The value proposition: Who holds the power?
By: John Doyle, DrPH, MPH | June 21, 2016
An exploration of how we define value in a value-driven healthcare economy.
In the current value-based healthcare environment, success is measured in the quality rather than quantity of healthcare. We are finding that valuating quality of care and outcomes is a lot more challenging than accounting for the volume of treatment, especially given the myriad stakeholders involved. A payer’s perspective on value will rightly differ from that of a physician, patient, policy-maker, or pharmaceutical company. Each of these perspectives is meaningful, yet as an industry we’ve yet to figure out how to fairly pull them all together into a harmonized equation, and that has created something of a power struggle.

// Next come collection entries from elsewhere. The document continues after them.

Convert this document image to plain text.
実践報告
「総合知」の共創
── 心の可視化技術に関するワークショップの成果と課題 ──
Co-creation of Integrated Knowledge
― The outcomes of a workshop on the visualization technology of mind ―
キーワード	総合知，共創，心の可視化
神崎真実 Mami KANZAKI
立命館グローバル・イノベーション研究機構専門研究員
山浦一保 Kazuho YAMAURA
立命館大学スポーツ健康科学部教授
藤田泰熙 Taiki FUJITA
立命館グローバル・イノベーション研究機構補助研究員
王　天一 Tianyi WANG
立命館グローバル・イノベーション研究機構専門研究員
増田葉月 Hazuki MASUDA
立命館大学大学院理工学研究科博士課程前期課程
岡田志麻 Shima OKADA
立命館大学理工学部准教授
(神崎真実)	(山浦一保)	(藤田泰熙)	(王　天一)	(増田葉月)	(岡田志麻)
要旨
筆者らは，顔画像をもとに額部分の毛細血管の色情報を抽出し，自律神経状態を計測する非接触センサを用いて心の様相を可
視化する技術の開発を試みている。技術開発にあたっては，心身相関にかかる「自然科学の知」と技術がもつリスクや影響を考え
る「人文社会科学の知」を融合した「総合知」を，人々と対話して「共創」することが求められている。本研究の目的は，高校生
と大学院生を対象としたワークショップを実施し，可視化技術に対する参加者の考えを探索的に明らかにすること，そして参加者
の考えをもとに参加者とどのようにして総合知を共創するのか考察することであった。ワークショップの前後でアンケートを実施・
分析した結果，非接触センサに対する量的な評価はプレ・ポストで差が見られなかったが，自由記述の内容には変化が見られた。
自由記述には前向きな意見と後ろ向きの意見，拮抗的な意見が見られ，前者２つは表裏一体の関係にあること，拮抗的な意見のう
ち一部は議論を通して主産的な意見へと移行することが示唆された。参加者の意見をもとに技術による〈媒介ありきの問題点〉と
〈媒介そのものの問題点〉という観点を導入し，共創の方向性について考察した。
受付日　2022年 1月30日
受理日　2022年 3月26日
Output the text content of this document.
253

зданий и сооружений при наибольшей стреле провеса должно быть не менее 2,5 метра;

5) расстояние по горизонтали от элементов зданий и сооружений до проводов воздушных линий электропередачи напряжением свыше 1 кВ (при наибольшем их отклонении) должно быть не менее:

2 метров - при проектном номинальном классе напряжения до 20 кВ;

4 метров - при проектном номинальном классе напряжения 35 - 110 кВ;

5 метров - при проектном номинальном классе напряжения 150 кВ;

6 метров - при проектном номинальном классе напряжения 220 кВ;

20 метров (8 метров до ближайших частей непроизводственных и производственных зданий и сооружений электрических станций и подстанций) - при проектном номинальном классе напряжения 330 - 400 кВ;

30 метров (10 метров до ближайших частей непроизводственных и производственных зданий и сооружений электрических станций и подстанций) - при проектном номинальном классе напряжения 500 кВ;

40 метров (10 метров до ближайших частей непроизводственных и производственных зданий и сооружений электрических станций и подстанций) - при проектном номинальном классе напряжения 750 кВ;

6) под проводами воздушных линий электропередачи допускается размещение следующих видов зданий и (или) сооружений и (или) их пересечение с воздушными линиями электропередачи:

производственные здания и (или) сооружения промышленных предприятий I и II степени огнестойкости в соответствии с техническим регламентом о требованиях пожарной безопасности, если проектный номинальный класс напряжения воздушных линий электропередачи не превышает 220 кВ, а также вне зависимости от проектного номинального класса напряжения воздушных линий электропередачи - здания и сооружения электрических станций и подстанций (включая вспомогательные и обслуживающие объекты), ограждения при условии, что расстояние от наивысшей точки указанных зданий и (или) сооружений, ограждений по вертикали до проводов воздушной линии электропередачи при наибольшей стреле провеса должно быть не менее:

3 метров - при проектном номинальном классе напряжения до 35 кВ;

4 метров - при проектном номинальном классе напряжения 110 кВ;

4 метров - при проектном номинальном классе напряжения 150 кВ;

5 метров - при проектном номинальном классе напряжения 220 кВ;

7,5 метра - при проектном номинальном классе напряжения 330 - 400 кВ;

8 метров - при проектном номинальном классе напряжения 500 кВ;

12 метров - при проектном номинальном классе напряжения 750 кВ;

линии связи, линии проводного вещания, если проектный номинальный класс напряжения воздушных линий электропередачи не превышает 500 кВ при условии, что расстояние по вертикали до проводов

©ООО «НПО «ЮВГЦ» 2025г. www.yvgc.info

Payers have begun asserting more control as they stipulate more formulary exclusions and alter reimbursement mechanisms to strive for value-based insurance design; manufacturers have been proactively seeking outcomes-based agreements taking on risk of success or financial loss if the technologies don’t measure up; and providers have been given the responsibility to “coordinate” care and become “accountable” for the collective care of various populations.
As the pressure to define value becomes more intense in the US, some stakeholders have begun to explore new models for recognizing and capturing value in healthcare. At the 2016 BIO International Convention in San Francisco, I moderated a panel of experts that included Robert Spurr US Country Head of Patient Access and Health Policy, US General Medicines for Novartis, Robert Azelby Chief Commercial Officer of Juno Therapeutics, and Dr. Jo Carol Hiatt, chair of the National Product Council for Kaiser Permanente. Together, we explored the new value proposition in healthcare, and how we need to be more collaborative in our approach to determining who is accountable for delivering and defining value, what that definition looks like, and how we can navigate the changing reimbursement landscape.
In the end, we determined that the question of value accountability comes down to the Three Ps:
Pricing: Pricing is obviously a core component of the value conversation, and in this case we focused how we can assign a price to a treatment that most fairly matches its long-term benefits. Many factors go into determining the fair price for a healthcare treatment, particularly when a product has substantial upfront costs that must be factored against improved outcomes, overall survival, and quality of life for a target population. On the front-end costs are readily quantifiable as a monetary figure, but the downstream benefits are more complicated to value. As such it is difficult to define a fair return on investments for the payer and the manufacturer. Value-based pricing appears promising but it will be imperative to incorporate multiple attributes, perspectives, and outcomes in an objective, unbiased, and transparent methodology.
Policy: One of the recent trends to emerge from the shift in focus on the healthcare environment are value frameworks. These tools are designed to appraise the value of a treatment by comparing data about its efficacy, adverse event profile, impact on quality of life, overall survival, and other criteria to generate a value score. The goal is to enable stakeholders to easily assess a treatment’s value and compare similar products to determine which provides the greatest value for them. The frameworks can also facilitate an evidence-based discussion of relative value when evaluating treatment options together.
The challenge is that each of these frameworks are heterogeneous, with their own methods of appraising value. In some cases the same drug may be ranked differently depending on which framework is used. As a result pharma companies, payers and other stakeholders and struggling to know which framework to solve for, and how to determine the outcomes that are most valuable to them. It is also pushing the industry to make hard decisions about whether to harmonize behind a single framework or to generate more of these frameworks in hopes of establishing more definitive calculations that the industry can rally behind.
Patient perspective. One of the most compelling conversations to come out of the BIO panel was around how early it makes sense to incorporate the patient’s perspective into the drug development process. The resounding answer from experts and participants was ‘as early as possible.’
Panelists and participants agreed that as soon as a developer begins to explore the epidemiology of a disease and to determine how they can change the trajectory of care to improve outcomes they need to incorporate the patient’s voice in this process. Capturing that patient perspective can come through focus groups, outreach to patient advocacy groups, and real-world data gathered from registries, social listening and other communication channels.
When developers take the time to consider the patients’ experience with their disease and what outcomes they value most, they can more closely align their development goals with the needs of their target population.
By the end of the session, it was apparent that no single stakeholder holds the power to define value. It’s a collaborative effort distributed across all of the stakeholders in the healthcare system, from developers and regulators to the patients themselves. In order to build an integrated value-based healthcare system we have to work together to find that balance of power that optimizes benefits to all stakeholders.